SEYİRCİ İLE BULUŞMAK TARİF EDİLEMEZ
Ünal’a tiyatro mu yoksa sinema mı diye sorduğumda ise şunları söylüyor: “İkisinin de yeri ayrı. Tiyatro bizim hayatımızın bir parçası oldu. Çalışma sürecimiz, bir metni oyunu ele alışımız aylar yıllar sürebiliyor. Severek, uzun uzun çalışıyoruz. Oynadığımız oyunlar ise yıllar boyu süren oyunlar. Sahnede kendi ürettiğimiz oyunlar karakterler aracılığıyla seyirci ile buluşmak tarif edilemez. Ne kadar prova edersek edelim seyirciyle buluştuğu o anda oluşan, hataları kabul ederek üstüne koyduğumuz bir alan. Sinema ise bambaşka bir dil. Kurgu ve yönetmen işi gibi geliyor bana. Oyuncu olarak yönetmene sonsuz bir güvenle kendini teslim etmen gerekiyor. Alanın daha kısıtlı oyuncu olarak. O kısıtlı alanda yaratıcılığını yalın bir şekilde, ön plana çıkmadan göstermen gerekiyor. Ben oyuncu olarak iki alanda da iş yapmayı istiyorum.

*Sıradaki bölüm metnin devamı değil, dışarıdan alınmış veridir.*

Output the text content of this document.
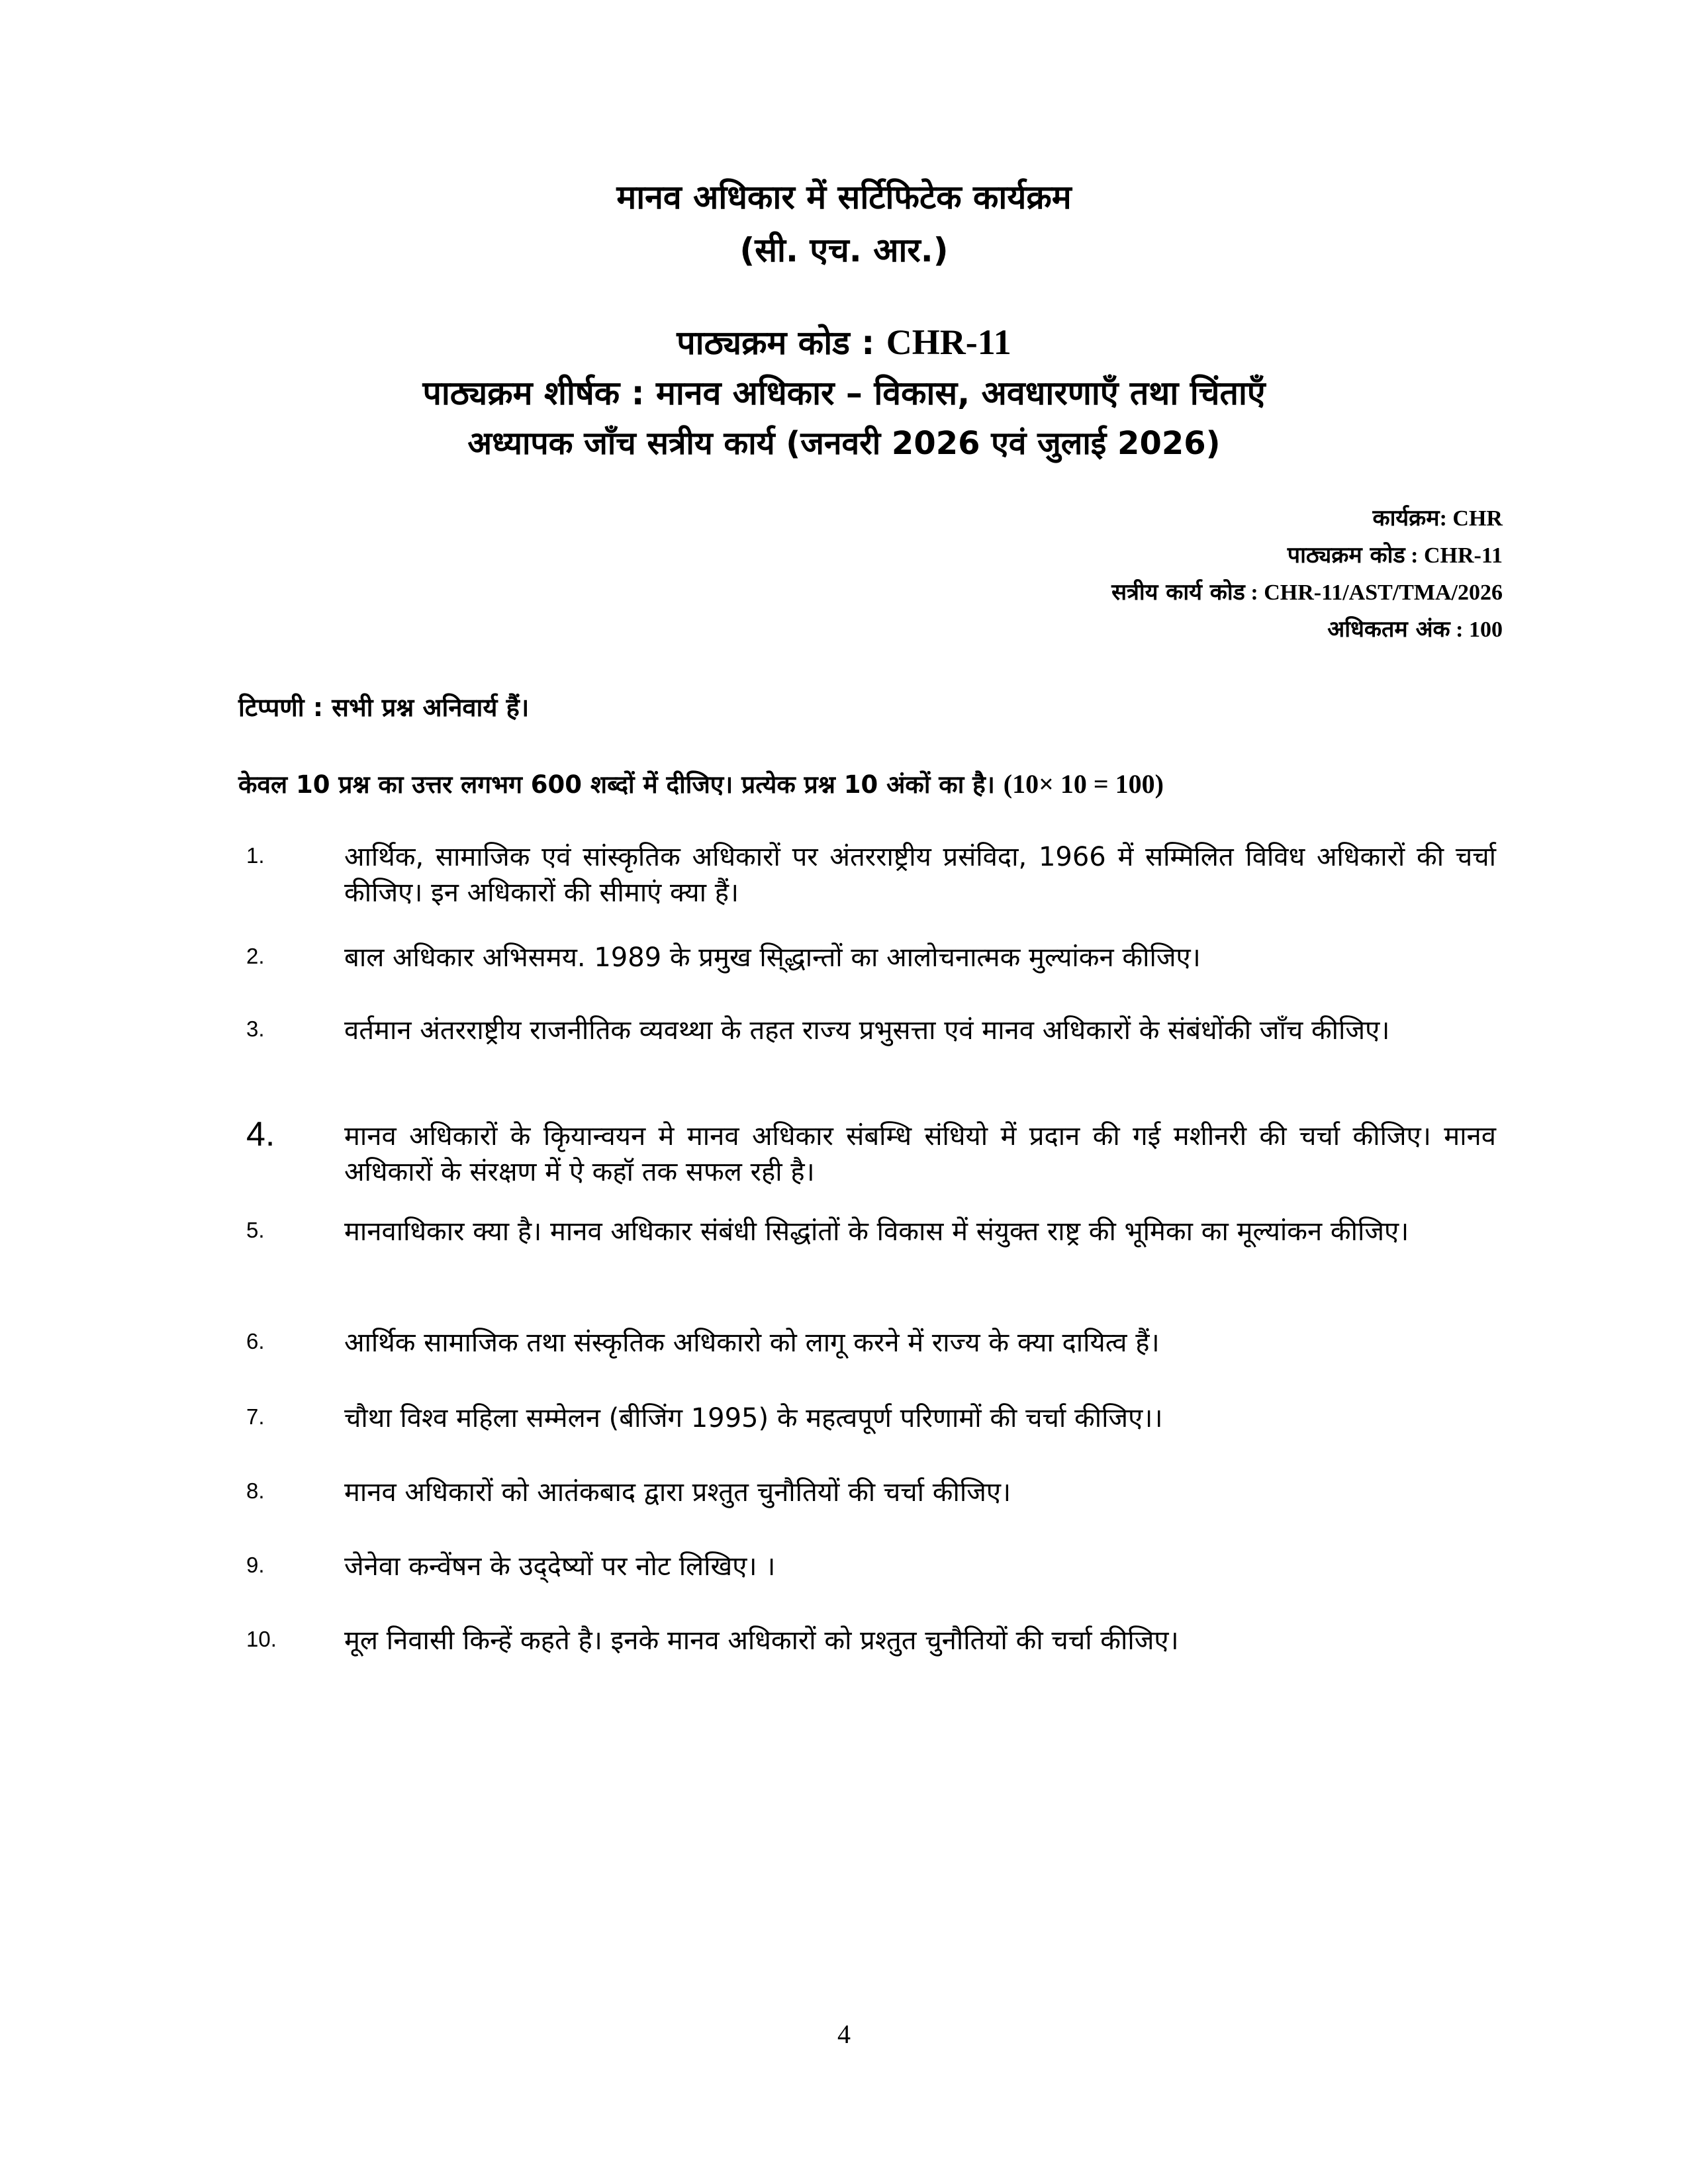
मानव अधिकार में सर्टिफिटेक कार्यक्रम
(सी. एच. आर.)
पाठ्यक्रम कोड : CHR-11
पाठ्यक्रम शीर्षक : मानव अधिकार – विकास, अवधारणाएँ तथा चिंताएँ
अध्यापक जाँच सत्रीय कार्य (जनवरी 2026 एवं जुलाई 2026)
कार्यक्रम: CHR
पाठ्यक्रम कोड : CHR-11
सत्रीय कार्य कोड : CHR-11/AST/TMA/2026
अधिकतम अंक : 100
टिप्पणी : सभी प्रश्न अनिवार्य हैं।
केवल 10 प्रश्न का उत्तर लगभग 600 शब्दों में दीजिए। प्रत्येक प्रश्न 10 अंकों का है। (10× 10 = 100)
1.	आर्थिक, सामाजिक एवं सांस्कृतिक अधिकारों पर अंतरराष्ट्रीय प्रसंविदा, 1966 में सम्मिलित विविध अधिकारों की चर्चा कीजिए। इन अधिकारों की सीमाएं क्या हैं।
2.	बाल अधिकार अभिसमय. 1989 के प्रमुख सि्द्धान्तों का आलोचनात्मक मुल्यांकन कीजिए।
3.	वर्तमान अंतरराष्ट्रीय राजनीतिक व्यवथ्था के तहत राज्य प्रभुसत्ता एवं मानव अधिकारों के संबंधोंकी जाँच कीजिए।
4.	मानव अधिकारों के कृियान्वयन मे मानव अधिकार संबम्धि संधियो में प्रदान की गई मशीनरी की चर्चा कीजिए। मानव अधिकारों के संरक्षण में ऐ कहॉ तक सफल रही है।
5.	मानवाधिकार क्या है। मानव अधिकार संबंधी सिद्धांतों के विकास में संयुक्त राष्ट्र की भूमिका का मूल्यांकन कीजिए।
6.	आर्थिक सामाजिक तथा संस्कृतिक अधिकारो को लागू करने में राज्य के क्या दायित्व हैं।
7.	चौथा विश्व महिला सम्मेलन (बीजिंग 1995) के महत्वपूर्ण परिणामों की चर्चा कीजिए।।
8.	मानव अधिकारों को आतंकबाद द्वारा प्रश्तुत चुनौतियों की चर्चा कीजिए।
9.	जेनेवा कन्वेंषन के उद्‌देष्यों पर नोट लिखिए। ।
10.	मूल निवासी किन्हें कहते है। इनके मानव अधिकारों को प्रश्तुत चुनौतियों की चर्चा कीजिए।
4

Özellikle bağımsız sinema alanında daha fazla karakterle, dertle, hikâye ile buluşmak istiyorum.”
ÇATLAK’TA ÖZENLİ BİR İŞİN İÇİNDEYDİM
Ünal Çatlak filmindeki karakterini ise şöyle anlatıyor: “Sıkışıp kalmış bir karakter. İngiltere’ye çalışmaya gitmiş vakti zamanında. Orada oturma izni de var. Fakat çeşitli sebeplerden Türkiye’ye dönüyor. Bana göre ne tam olarak burada kalmayı istiyor ne de tam olarak dönmeyi. Filmin çıkış noktasında bir borç meselesi var, Fatih üzerinden işlenen. Bu mesele Fatih’i borç aldığı arkadaşları ve ailesi arasında kalan bir konuma yerleştiriyor. Film tek bir günde ve bir buçuk saatlik bir zaman diliminde geçtiği için biz Fatih’in sıkışmış, çaresiz, pasif, arada kalmış hallerine tanık oluyoruz.

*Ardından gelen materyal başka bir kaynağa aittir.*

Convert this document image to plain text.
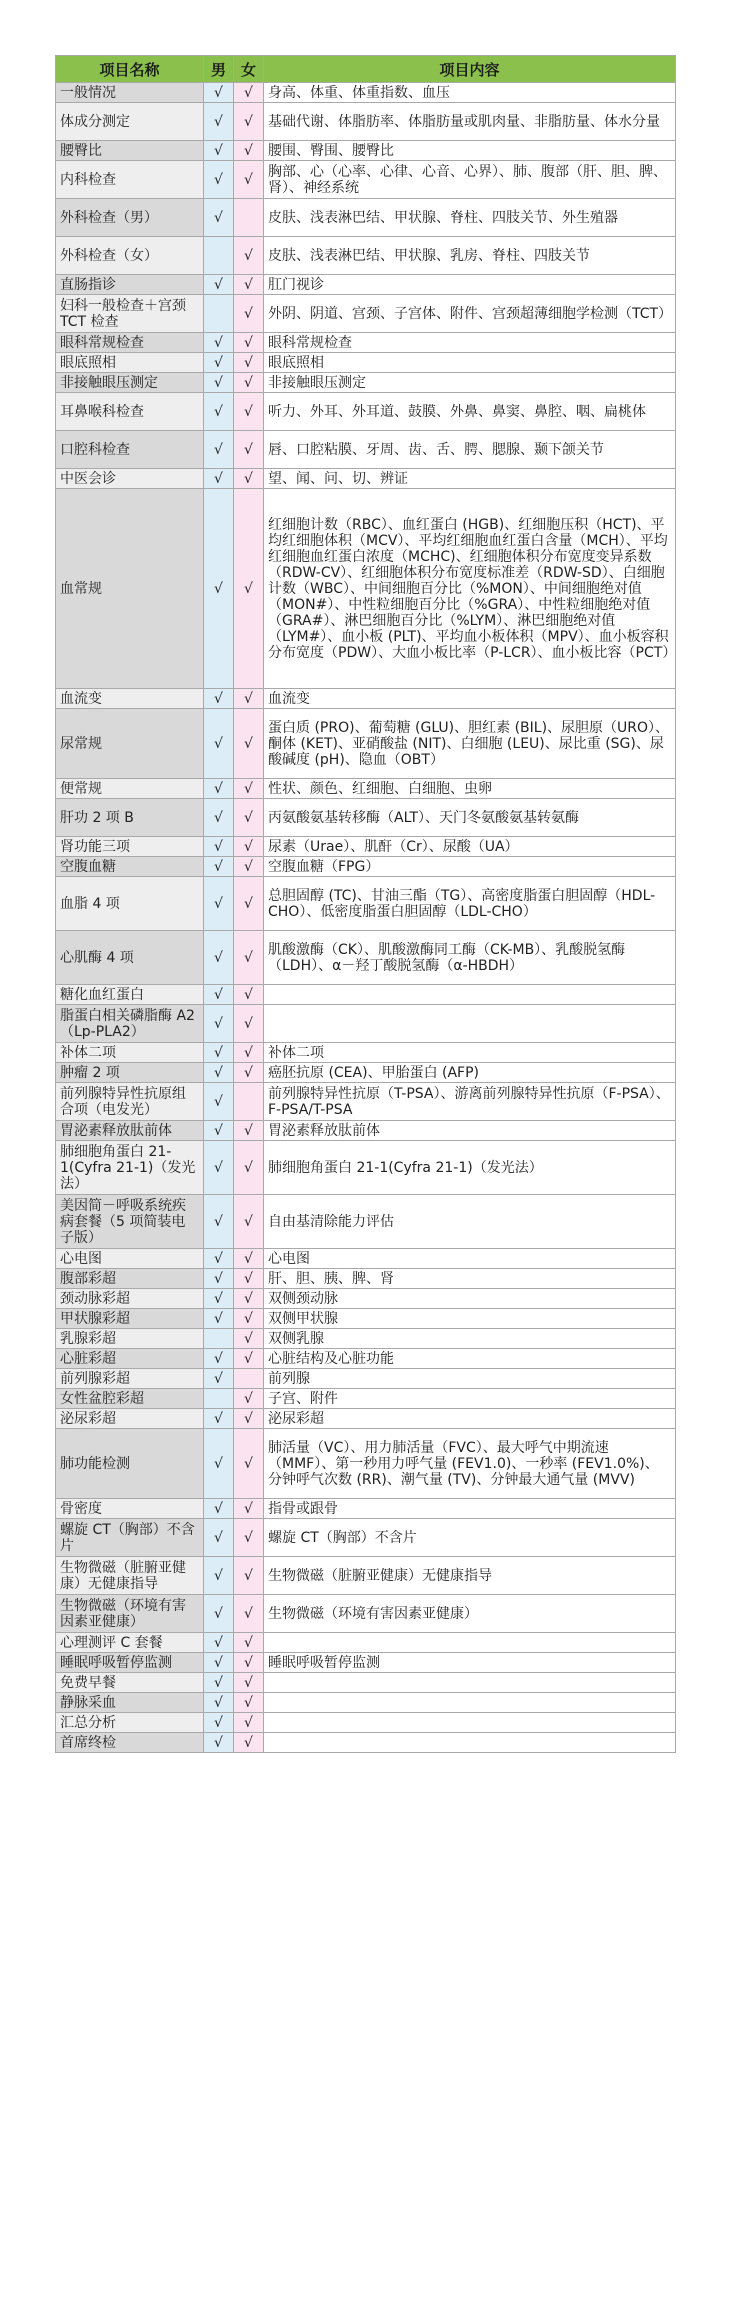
项目名称	男	女	项目内容
一般情况	√	√	身高、体重、体重指数、血压
体成分测定	√	√	基础代谢、体脂肪率、体脂肪量或肌肉量、非脂肪量、体水分量
腰臀比	√	√	腰围、臀围、腰臀比
内科检查	√	√	胸部、心（心率、心律、心音、心界）、肺、腹部（肝、胆、脾、肾）、神经系统
外科检查（男）	√		皮肤、浅表淋巴结、甲状腺、脊柱、四肢关节、外生殖器
外科检查（女）		√	皮肤、浅表淋巴结、甲状腺、乳房、脊柱、四肢关节
直肠指诊	√	√	肛门视诊
妇科一般检查＋宫颈 TCT 检查		√	外阴、阴道、宫颈、子宫体、附件、宫颈超薄细胞学检测（TCT）
眼科常规检查	√	√	眼科常规检查
眼底照相	√	√	眼底照相
非接触眼压测定	√	√	非接触眼压测定
耳鼻喉科检查	√	√	听力、外耳、外耳道、鼓膜、外鼻、鼻窦、鼻腔、咽、扁桃体
口腔科检查	√	√	唇、口腔粘膜、牙周、齿、舌、腭、腮腺、颞下颌关节
中医会诊	√	√	望、闻、问、切、辨证
血常规	√	√	红细胞计数（RBC）、血红蛋白 (HGB)、红细胞压积（HCT)、平均红细胞体积（MCV）、平均红细胞血红蛋白含量（MCH）、平均红细胞血红蛋白浓度（MCHC)、红细胞体积分布宽度变异系数（RDW-CV）、红细胞体积分布宽度标准差（RDW-SD）、白细胞计数（WBC）、中间细胞百分比（%MON）、中间细胞绝对值（MON#）、中性粒细胞百分比（%GRA）、中性粒细胞绝对值（GRA#）、淋巴细胞百分比（%LYM）、淋巴细胞绝对值（LYM#）、血小板 (PLT)、平均血小板体积（MPV）、血小板容积分布宽度（PDW）、大血小板比率（P-LCR）、血小板比容（PCT）
血流变	√	√	血流变
尿常规	√	√	蛋白质 (PRO)、葡萄糖 (GLU)、胆红素 (BIL)、尿胆原（URO）、酮体 (KET)、亚硝酸盐 (NIT)、白细胞 (LEU)、尿比重 (SG)、尿酸碱度 (pH)、隐血（OBT）
便常规	√	√	性状、颜色、红细胞、白细胞、虫卵
肝功 2 项 B	√	√	丙氨酸氨基转移酶（ALT）、天门冬氨酸氨基转氨酶
肾功能三项	√	√	尿素（Urae）、肌酐（Cr）、尿酸（UA）
空腹血糖	√	√	空腹血糖（FPG）
血脂 4 项	√	√	总胆固醇 (TC)、甘油三酯（TG）、高密度脂蛋白胆固醇（HDL-CHO）、低密度脂蛋白胆固醇（LDL-CHO）
心肌酶 4 项	√	√	肌酸激酶（CK）、肌酸激酶同工酶（CK-MB）、乳酸脱氢酶（LDH）、α－羟丁酸脱氢酶（α-HBDH）
糖化血红蛋白	√	√	
脂蛋白相关磷脂酶 A2（Lp-PLA2）	√	√	
补体二项	√	√	补体二项
肿瘤 2 项	√	√	癌胚抗原 (CEA)、甲胎蛋白 (AFP)
前列腺特异性抗原组合项（电发光）	√		前列腺特异性抗原（T-PSA）、游离前列腺特异性抗原（F-PSA）、F-PSA/T-PSA
胃泌素释放肽前体	√	√	胃泌素释放肽前体
肺细胞角蛋白 21-1(Cyfra 21-1)（发光法）	√	√	肺细胞角蛋白 21-1(Cyfra 21-1)（发光法）
美因简－呼吸系统疾病套餐（5 项简装电子版）	√	√	自由基清除能力评估
心电图	√	√	心电图
腹部彩超	√	√	肝、胆、胰、脾、肾
颈动脉彩超	√	√	双侧颈动脉
甲状腺彩超	√	√	双侧甲状腺
乳腺彩超		√	双侧乳腺
心脏彩超	√	√	心脏结构及心脏功能
前列腺彩超	√		前列腺
女性盆腔彩超		√	子宫、附件
泌尿彩超	√	√	泌尿彩超
肺功能检测	√	√	肺活量（VC）、用力肺活量（FVC）、最大呼气中期流速（MMF）、第一秒用力呼气量 (FEV1.0)、一秒率 (FEV1.0%)、分钟呼气次数 (RR)、潮气量 (TV)、分钟最大通气量 (MVV)
骨密度	√	√	指骨或跟骨
螺旋 CT（胸部）不含片	√	√	螺旋 CT（胸部）不含片
生物微磁（脏腑亚健康）无健康指导	√	√	生物微磁（脏腑亚健康）无健康指导
生物微磁（环境有害因素亚健康）	√	√	生物微磁（环境有害因素亚健康）
心理测评 C 套餐	√	√	
睡眠呼吸暂停监测	√	√	睡眠呼吸暂停监测
免费早餐	√	√	
静脉采血	√	√	
汇总分析	√	√	
首席终检	√	√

DERDİNİ YALIN VE GÖSTERİŞSİZ BİR BİÇİMDE ANLATIYOR
Çatlak filminin kendisindeki karşılığından ise şöyle bahsediyor Ünal: “Çok mutluyum tabii. Filmin senaryosunu okurken de çekim aşamasında da izlediğimde de aynı şeyi düşündüm. Özenli bir işin içindeyim. Filmi çekimden bir buçuk sene sonra izledim. Bir seyirci olarak şunu düşündüm. Derdini yalın ve gösterişsiz bir biçimde anlatıyor film. Filmde bir an gözüken bir oyuncu bile akılda kalıyor, merak ediyorsunuz. Senaryosundan, yönetimine, sanatından, görüntü yönetimine sinemanın özüne dair heyecan verici bir film Çatlak. Ve ne mutlu ki ben de oyuncu olarak içinde yer alıyorum. Çok doğru bir karşılaşma oldu kendi adıma. Şunu da eklemek istiyorum; 32 gün gece gündüz daracık bir evin içinde beraber neredeyse 35-40 kişi çalıştık. Özel teşekkürüm ise filmde harikalar yaratan canım ciğerim tüm oyunculara ve bu doğru karşılaşmaya sebep olan filmin cast direktörü Ezgi Baltaş’a yönetmen Fikret Reyhan’a.